2) Overengineer the shit out of the card so it can survive prolonged operation well past the targeted envelope.
#1 robs the consumer of performance in games, and #2 would make graphics cards incredibly expensive. So you have to strike a balance between under-specing and over-engineering, and hope that the public doesn't design an app that rakes your gamble over the coals.
In sweeps PowerTune, which intelligently locks the card at its targeted envelope.
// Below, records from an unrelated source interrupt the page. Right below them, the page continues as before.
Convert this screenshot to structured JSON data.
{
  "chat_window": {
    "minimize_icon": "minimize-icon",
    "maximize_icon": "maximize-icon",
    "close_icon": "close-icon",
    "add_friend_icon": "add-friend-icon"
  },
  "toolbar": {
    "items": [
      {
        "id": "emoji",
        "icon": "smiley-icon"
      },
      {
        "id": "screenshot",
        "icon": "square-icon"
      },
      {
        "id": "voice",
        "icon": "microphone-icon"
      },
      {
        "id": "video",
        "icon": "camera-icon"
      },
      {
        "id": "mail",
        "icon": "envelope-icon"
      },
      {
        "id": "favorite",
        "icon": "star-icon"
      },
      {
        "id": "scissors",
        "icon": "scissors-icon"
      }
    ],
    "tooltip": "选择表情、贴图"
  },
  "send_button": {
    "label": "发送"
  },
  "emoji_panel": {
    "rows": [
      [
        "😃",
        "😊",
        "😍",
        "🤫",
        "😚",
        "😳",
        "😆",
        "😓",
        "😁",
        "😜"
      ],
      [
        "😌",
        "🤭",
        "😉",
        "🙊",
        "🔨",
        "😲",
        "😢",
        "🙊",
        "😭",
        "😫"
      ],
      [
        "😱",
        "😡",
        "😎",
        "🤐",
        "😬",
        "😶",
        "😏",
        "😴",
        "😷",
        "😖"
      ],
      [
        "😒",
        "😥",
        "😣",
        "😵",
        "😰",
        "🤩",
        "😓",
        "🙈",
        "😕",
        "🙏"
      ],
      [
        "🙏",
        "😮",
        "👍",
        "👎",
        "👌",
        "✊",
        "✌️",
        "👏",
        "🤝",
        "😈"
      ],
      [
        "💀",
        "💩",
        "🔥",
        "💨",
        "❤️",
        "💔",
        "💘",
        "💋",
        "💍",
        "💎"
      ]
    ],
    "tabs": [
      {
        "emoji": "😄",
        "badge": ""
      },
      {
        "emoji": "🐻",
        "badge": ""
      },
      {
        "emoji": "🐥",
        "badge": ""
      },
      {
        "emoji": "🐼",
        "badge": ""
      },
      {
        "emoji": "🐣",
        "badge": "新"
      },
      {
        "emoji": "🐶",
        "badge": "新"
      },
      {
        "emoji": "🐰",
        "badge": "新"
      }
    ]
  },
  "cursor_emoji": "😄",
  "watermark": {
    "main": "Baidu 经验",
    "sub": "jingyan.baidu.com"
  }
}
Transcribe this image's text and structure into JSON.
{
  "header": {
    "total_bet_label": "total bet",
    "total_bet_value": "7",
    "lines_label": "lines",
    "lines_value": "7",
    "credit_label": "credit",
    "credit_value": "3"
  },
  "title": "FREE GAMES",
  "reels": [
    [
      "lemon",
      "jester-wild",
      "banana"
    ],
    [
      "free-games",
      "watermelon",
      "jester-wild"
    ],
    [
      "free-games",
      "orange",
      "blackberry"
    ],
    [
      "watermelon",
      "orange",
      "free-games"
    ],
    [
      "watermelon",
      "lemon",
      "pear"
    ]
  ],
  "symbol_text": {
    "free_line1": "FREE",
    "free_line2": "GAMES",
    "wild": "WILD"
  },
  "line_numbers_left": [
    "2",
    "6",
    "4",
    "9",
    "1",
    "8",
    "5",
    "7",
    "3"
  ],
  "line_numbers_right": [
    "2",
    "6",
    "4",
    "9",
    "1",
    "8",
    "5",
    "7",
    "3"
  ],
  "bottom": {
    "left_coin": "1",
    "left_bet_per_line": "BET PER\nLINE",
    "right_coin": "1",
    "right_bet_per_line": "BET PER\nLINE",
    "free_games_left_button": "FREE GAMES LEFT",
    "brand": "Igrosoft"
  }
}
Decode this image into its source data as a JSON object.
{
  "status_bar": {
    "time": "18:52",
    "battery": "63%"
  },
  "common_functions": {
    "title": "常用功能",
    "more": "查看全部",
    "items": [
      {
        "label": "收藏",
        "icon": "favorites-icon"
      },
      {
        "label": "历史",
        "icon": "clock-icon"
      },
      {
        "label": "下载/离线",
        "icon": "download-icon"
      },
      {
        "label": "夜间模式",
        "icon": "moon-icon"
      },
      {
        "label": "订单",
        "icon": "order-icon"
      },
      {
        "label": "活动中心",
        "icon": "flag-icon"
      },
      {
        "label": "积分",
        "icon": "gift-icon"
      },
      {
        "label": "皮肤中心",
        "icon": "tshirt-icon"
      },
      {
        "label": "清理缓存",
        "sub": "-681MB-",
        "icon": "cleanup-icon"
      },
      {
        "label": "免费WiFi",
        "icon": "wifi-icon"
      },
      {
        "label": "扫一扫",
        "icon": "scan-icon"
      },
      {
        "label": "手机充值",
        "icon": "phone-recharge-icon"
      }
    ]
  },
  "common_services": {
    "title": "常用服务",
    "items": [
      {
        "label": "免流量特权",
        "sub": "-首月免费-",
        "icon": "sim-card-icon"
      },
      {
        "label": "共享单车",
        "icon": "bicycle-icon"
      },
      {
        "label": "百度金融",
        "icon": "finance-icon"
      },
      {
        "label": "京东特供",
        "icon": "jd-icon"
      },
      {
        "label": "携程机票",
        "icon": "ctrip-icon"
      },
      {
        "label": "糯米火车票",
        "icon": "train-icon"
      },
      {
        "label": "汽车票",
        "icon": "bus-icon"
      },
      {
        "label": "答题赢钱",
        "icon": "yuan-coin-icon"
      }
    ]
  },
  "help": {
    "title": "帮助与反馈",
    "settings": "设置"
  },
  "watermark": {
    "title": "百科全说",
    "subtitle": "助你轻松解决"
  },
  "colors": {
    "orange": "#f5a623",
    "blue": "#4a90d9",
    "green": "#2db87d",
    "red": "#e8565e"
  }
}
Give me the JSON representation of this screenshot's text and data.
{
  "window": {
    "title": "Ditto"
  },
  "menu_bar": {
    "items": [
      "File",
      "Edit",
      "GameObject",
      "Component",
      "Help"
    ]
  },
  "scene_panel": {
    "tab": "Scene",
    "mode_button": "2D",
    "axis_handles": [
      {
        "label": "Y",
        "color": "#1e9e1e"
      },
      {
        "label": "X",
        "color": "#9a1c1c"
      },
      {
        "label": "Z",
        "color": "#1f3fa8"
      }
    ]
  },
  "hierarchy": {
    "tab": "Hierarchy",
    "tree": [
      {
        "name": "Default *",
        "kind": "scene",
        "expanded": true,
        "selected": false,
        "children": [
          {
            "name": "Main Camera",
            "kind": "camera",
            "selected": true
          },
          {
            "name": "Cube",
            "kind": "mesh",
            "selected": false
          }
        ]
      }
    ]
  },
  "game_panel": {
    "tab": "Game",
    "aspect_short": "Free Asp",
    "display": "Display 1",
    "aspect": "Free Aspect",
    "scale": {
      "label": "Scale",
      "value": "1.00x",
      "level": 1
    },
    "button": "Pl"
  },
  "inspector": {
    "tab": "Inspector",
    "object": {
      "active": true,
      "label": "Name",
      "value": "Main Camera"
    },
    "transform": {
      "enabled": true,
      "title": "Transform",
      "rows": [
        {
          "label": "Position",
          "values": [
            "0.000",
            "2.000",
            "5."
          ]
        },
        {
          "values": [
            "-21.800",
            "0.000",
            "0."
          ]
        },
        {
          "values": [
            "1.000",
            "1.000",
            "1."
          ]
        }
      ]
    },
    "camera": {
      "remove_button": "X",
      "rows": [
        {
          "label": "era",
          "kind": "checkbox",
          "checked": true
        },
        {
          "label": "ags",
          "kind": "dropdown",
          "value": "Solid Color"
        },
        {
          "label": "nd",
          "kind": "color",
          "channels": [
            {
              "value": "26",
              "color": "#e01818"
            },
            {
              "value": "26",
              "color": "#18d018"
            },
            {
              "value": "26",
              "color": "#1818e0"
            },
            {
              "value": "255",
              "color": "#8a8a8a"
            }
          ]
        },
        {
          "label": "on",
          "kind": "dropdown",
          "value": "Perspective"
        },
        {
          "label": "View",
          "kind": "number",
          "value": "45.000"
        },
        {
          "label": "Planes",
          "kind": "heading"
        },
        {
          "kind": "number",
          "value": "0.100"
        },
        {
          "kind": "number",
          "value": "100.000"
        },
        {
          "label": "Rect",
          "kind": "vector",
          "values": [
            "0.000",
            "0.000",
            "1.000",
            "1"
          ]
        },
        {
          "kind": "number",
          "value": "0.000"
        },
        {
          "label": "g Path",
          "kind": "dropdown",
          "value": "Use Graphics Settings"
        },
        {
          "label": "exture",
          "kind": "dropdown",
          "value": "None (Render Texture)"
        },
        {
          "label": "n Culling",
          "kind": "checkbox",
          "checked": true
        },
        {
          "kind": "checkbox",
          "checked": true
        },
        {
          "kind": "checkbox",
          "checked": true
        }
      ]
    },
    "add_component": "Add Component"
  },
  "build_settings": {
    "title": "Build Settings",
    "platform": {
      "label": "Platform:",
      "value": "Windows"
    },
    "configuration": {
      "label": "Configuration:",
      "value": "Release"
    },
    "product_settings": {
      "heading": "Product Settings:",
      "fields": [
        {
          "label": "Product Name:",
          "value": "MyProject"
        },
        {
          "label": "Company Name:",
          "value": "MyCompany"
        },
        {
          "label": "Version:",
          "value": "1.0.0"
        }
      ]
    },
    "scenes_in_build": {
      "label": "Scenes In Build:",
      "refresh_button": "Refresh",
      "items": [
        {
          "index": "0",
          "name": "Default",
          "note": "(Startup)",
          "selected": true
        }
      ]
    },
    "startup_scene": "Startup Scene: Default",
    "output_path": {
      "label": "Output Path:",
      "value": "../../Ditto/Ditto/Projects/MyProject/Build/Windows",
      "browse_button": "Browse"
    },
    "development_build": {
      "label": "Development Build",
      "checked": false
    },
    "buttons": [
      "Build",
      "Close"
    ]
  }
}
What happens when you can now guarantee--with very little additional hardware engineering--that your card is safely protected from long stints beyond spec?
You can raise the maximum clockspeed! This means everyday games and applications can benefit from a <i>much</i> higher maximum clockspeed. Does that performance come at the expense of soul-crushing apps like Furmark and OCCT? Yes, it does. But if you bought a GPU to run Furmark all day, maybe you need to reconsider your priorities.
Let me give you a real scenario:
The AMD Radeon HD 6990 shipped with an 830MHz clockspeed. If AMD didn't have PowerTune to protect the card from those outlier apps, then we would have had to ship the card in the low 600MHz range to make sure that the thermal output of the card at full blast didn't damage the hardware.
Now look at the GTX 590, which still uses the "hurrdurr board hot cut clockspeeds" method. What frequency did it ship at? 607MHz.
PowerTune was directly responsible for giving more performance to the gamer in the 6900 Series, and now AMD's FirePro lineup can do the same for DCC users.
It's awesome.
I seem to remember this conversation.
haha, yep. Discussed over beers and a game of Dominion in the ICHQ garage.
The flow was something like this:
Geohancement>GeoBoost>GeometryBoost.
Thanks for the feedback, Dave!
Did you say you'd run SPEC benches? Or have they already been done elsewhere?
If this card did game worth a hoot I would use it at home as well. :bigggrin:
I question whether Adobe will drop CUDA support for MPE once they release OpenCL support, since Quadro Cards also support OpenCL; or if they will give people with CUDA supported cards the option to choose to between CUDA and OpenCL.